The Du Bois Institute is Harvard's school for black studies.

In a New Year's Day speech at St. Paul's A.M.E. Church in Cambridge, Mass., Mr. Jackson alluded to Harvard's "uncertainty about affirmative action" and called it "disturbing."

Mr. Summers risks losing several key professors from the Du Bois Institute, Mr. Jackson said.

He also suggested there were political motives for Mr. Summers' actions. Mr. West worked for Bill Bradley's failed 2000 presidential bid and is leading a presidential-exploratory committee for Mr. Sharpton.

"Summers was a Clinton appointee. He would oppose anyone who would oppose Al Gore," Mr. Sharpton said.

If he decides to run for president in 2004, Mr. Sharpton could face Mr. Gore, the former vice president, in the Democratic primary.

"I myself feel aggrieved," Mr. Sharpton said, "if I can't have who I want to have work for me."

When Mr. Summers took office in October, he called Mr. West into a meeting to ask him about his recently released hip-hop CD and his political activities, according to published reports. Mr. West was asked to devote more time to his work at Harvard.
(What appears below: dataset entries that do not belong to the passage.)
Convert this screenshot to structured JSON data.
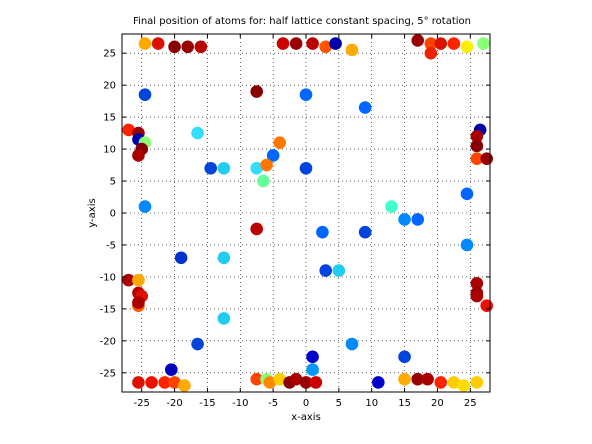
{
  "chart_data": {
    "type": "scatter",
    "title": "Final position of atoms for: half lattice constant spacing, 5° rotation",
    "xlabel": "x-axis",
    "ylabel": "y-axis",
    "xlim": [
      -28,
      28
    ],
    "ylim": [
      -28,
      28
    ],
    "x_ticks": [
      -25,
      -20,
      -15,
      -10,
      -5,
      0,
      5,
      10,
      15,
      20,
      25
    ],
    "y_ticks": [
      -25,
      -20,
      -15,
      -10,
      -5,
      0,
      5,
      10,
      15,
      20,
      25
    ],
    "x_tick_labels": [
      "-25",
      "-20",
      "-15",
      "-10",
      "-5",
      "0",
      "5",
      "10",
      "15",
      "20",
      "25"
    ],
    "y_tick_labels": [
      "-25",
      "-20",
      "-15",
      "-10",
      "-5",
      "0",
      "5",
      "10",
      "15",
      "20",
      "25"
    ],
    "grid": true,
    "grid_style": "dotted",
    "marker": "filled-circle",
    "colormap": "jet",
    "points": [
      {
        "x": -24.5,
        "y": 26.5,
        "color": "#ffaa00"
      },
      {
        "x": -22.5,
        "y": 26.5,
        "color": "#dd1100"
      },
      {
        "x": -20.0,
        "y": 26.0,
        "color": "#880000"
      },
      {
        "x": -18.0,
        "y": 26.0,
        "color": "#990000"
      },
      {
        "x": -16.0,
        "y": 26.0,
        "color": "#bb0000"
      },
      {
        "x": -3.5,
        "y": 26.5,
        "color": "#cc0000"
      },
      {
        "x": -1.5,
        "y": 26.5,
        "color": "#990000"
      },
      {
        "x": 1.0,
        "y": 26.5,
        "color": "#bb0000"
      },
      {
        "x": 3.0,
        "y": 26.0,
        "color": "#ff5500"
      },
      {
        "x": 4.5,
        "y": 26.5,
        "color": "#0000aa"
      },
      {
        "x": 7.0,
        "y": 25.5,
        "color": "#ffaa00"
      },
      {
        "x": 17.0,
        "y": 27.0,
        "color": "#990000"
      },
      {
        "x": 19.0,
        "y": 26.5,
        "color": "#ff4400"
      },
      {
        "x": 20.5,
        "y": 26.5,
        "color": "#dd1100"
      },
      {
        "x": 22.5,
        "y": 26.5,
        "color": "#ff2200"
      },
      {
        "x": 24.5,
        "y": 26.0,
        "color": "#ffee00"
      },
      {
        "x": 27.0,
        "y": 26.5,
        "color": "#88ff77"
      },
      {
        "x": 19.0,
        "y": 25.0,
        "color": "#ee2200"
      },
      {
        "x": -24.5,
        "y": 18.5,
        "color": "#0044dd"
      },
      {
        "x": -7.5,
        "y": 19.0,
        "color": "#880000"
      },
      {
        "x": 0.0,
        "y": 18.5,
        "color": "#0066ff"
      },
      {
        "x": 9.0,
        "y": 16.5,
        "color": "#0066ff"
      },
      {
        "x": -27.0,
        "y": 13.0,
        "color": "#ff2200"
      },
      {
        "x": -25.5,
        "y": 12.5,
        "color": "#990000"
      },
      {
        "x": -25.5,
        "y": 11.5,
        "color": "#0000aa"
      },
      {
        "x": -24.5,
        "y": 11.0,
        "color": "#88ff77"
      },
      {
        "x": -25.0,
        "y": 10.0,
        "color": "#880000"
      },
      {
        "x": -25.5,
        "y": 9.0,
        "color": "#aa0000"
      },
      {
        "x": -16.5,
        "y": 12.5,
        "color": "#33ddff"
      },
      {
        "x": -4.0,
        "y": 11.0,
        "color": "#ff7700"
      },
      {
        "x": -5.0,
        "y": 9.0,
        "color": "#0066ff"
      },
      {
        "x": -14.5,
        "y": 7.0,
        "color": "#0044dd"
      },
      {
        "x": -12.5,
        "y": 7.0,
        "color": "#22ccee"
      },
      {
        "x": -7.5,
        "y": 7.0,
        "color": "#33ddff"
      },
      {
        "x": -6.0,
        "y": 7.5,
        "color": "#ff7700"
      },
      {
        "x": -6.5,
        "y": 5.0,
        "color": "#66ff99"
      },
      {
        "x": 0.0,
        "y": 7.0,
        "color": "#0044dd"
      },
      {
        "x": 26.5,
        "y": 13.0,
        "color": "#0000aa"
      },
      {
        "x": 26.0,
        "y": 12.0,
        "color": "#aa0000"
      },
      {
        "x": 26.0,
        "y": 10.5,
        "color": "#880000"
      },
      {
        "x": 26.0,
        "y": 8.5,
        "color": "#ff4400"
      },
      {
        "x": 27.5,
        "y": 8.5,
        "color": "#990000"
      },
      {
        "x": -24.5,
        "y": 1.0,
        "color": "#0088ff"
      },
      {
        "x": 13.0,
        "y": 1.0,
        "color": "#44ffcc"
      },
      {
        "x": 15.0,
        "y": -1.0,
        "color": "#0088ff"
      },
      {
        "x": 17.0,
        "y": -1.0,
        "color": "#0066ff"
      },
      {
        "x": 24.5,
        "y": 3.0,
        "color": "#0066ff"
      },
      {
        "x": -7.5,
        "y": -2.5,
        "color": "#bb0000"
      },
      {
        "x": 2.5,
        "y": -3.0,
        "color": "#0066ff"
      },
      {
        "x": 9.0,
        "y": -3.0,
        "color": "#0044dd"
      },
      {
        "x": 24.5,
        "y": -5.0,
        "color": "#0088ff"
      },
      {
        "x": -19.0,
        "y": -7.0,
        "color": "#0033cc"
      },
      {
        "x": -12.5,
        "y": -7.0,
        "color": "#22ccee"
      },
      {
        "x": 3.0,
        "y": -9.0,
        "color": "#0044dd"
      },
      {
        "x": 5.0,
        "y": -9.0,
        "color": "#22ccee"
      },
      {
        "x": -27.0,
        "y": -10.5,
        "color": "#aa0000"
      },
      {
        "x": -25.5,
        "y": -10.5,
        "color": "#ffaa00"
      },
      {
        "x": -25.5,
        "y": -12.5,
        "color": "#bb0000"
      },
      {
        "x": -25.0,
        "y": -13.0,
        "color": "#dd1100"
      },
      {
        "x": -25.5,
        "y": -14.5,
        "color": "#ff5500"
      },
      {
        "x": -25.5,
        "y": -14.0,
        "color": "#aa0000"
      },
      {
        "x": 26.0,
        "y": -11.0,
        "color": "#aa0000"
      },
      {
        "x": 26.0,
        "y": -12.5,
        "color": "#990000"
      },
      {
        "x": 26.0,
        "y": -13.0,
        "color": "#aa0000"
      },
      {
        "x": 27.5,
        "y": -14.5,
        "color": "#ee1100"
      },
      {
        "x": -12.5,
        "y": -16.5,
        "color": "#22ccee"
      },
      {
        "x": -16.5,
        "y": -20.5,
        "color": "#0044dd"
      },
      {
        "x": 7.0,
        "y": -20.5,
        "color": "#0088ff"
      },
      {
        "x": 1.0,
        "y": -22.5,
        "color": "#0000cc"
      },
      {
        "x": 15.0,
        "y": -22.5,
        "color": "#0044dd"
      },
      {
        "x": -20.5,
        "y": -24.5,
        "color": "#0000bb"
      },
      {
        "x": 1.0,
        "y": -24.5,
        "color": "#0099ff"
      },
      {
        "x": -25.5,
        "y": -26.5,
        "color": "#dd1100"
      },
      {
        "x": -23.5,
        "y": -26.5,
        "color": "#ee1100"
      },
      {
        "x": -21.5,
        "y": -26.5,
        "color": "#ff2200"
      },
      {
        "x": -20.0,
        "y": -26.5,
        "color": "#ff4400"
      },
      {
        "x": -18.5,
        "y": -27.0,
        "color": "#ffaa00"
      },
      {
        "x": -7.5,
        "y": -26.0,
        "color": "#ff4400"
      },
      {
        "x": -6.0,
        "y": -26.0,
        "color": "#88ff77"
      },
      {
        "x": -5.5,
        "y": -26.5,
        "color": "#ff8800"
      },
      {
        "x": -4.0,
        "y": -26.0,
        "color": "#ffcc00"
      },
      {
        "x": -2.5,
        "y": -26.5,
        "color": "#880000"
      },
      {
        "x": -1.5,
        "y": -26.0,
        "color": "#aa0000"
      },
      {
        "x": 0.0,
        "y": -26.5,
        "color": "#990000"
      },
      {
        "x": 1.5,
        "y": -26.5,
        "color": "#cc0000"
      },
      {
        "x": 11.0,
        "y": -26.5,
        "color": "#0000cc"
      },
      {
        "x": 15.0,
        "y": -26.0,
        "color": "#ffaa00"
      },
      {
        "x": 17.0,
        "y": -26.0,
        "color": "#990000"
      },
      {
        "x": 18.5,
        "y": -26.0,
        "color": "#aa0000"
      },
      {
        "x": 20.5,
        "y": -26.5,
        "color": "#ff2200"
      },
      {
        "x": 22.5,
        "y": -26.5,
        "color": "#ffcc00"
      },
      {
        "x": 24.0,
        "y": -27.0,
        "color": "#ffdd00"
      },
      {
        "x": 26.0,
        "y": -26.5,
        "color": "#ffcc00"
      }
    ]
  }
}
He also was asked about grade inflation in his introductory black-studies course, in which a reported 50 percent of students receive A or A-minus grades.

But Mr. West, who could not be reached yesterday, said the mid-October meeting left him feeling as if his academic freedom was under attack.

The 47-year-old Harvard graduate last September released "Sketches of My Culture," a blend of rap and spoken word, on an independent record label. At the time, he told an interviewer, "I don't fool myself and think I'm a hip-hopper or nothing."

Mr. West, who was hired at Harvard in 1994, was defended yesterday by Henry Louis Gates Jr., who chairs the black-studies program.

"He takes on more classes than anyone else, and he has missed one class since he came here, when he had permission to be in Ethiopia," Mr. Gates said.

Mr. Summers was out of town this week and unable to meet with Mr. Jackson. He reportedly has agreed to a meeting with the civil rights leader.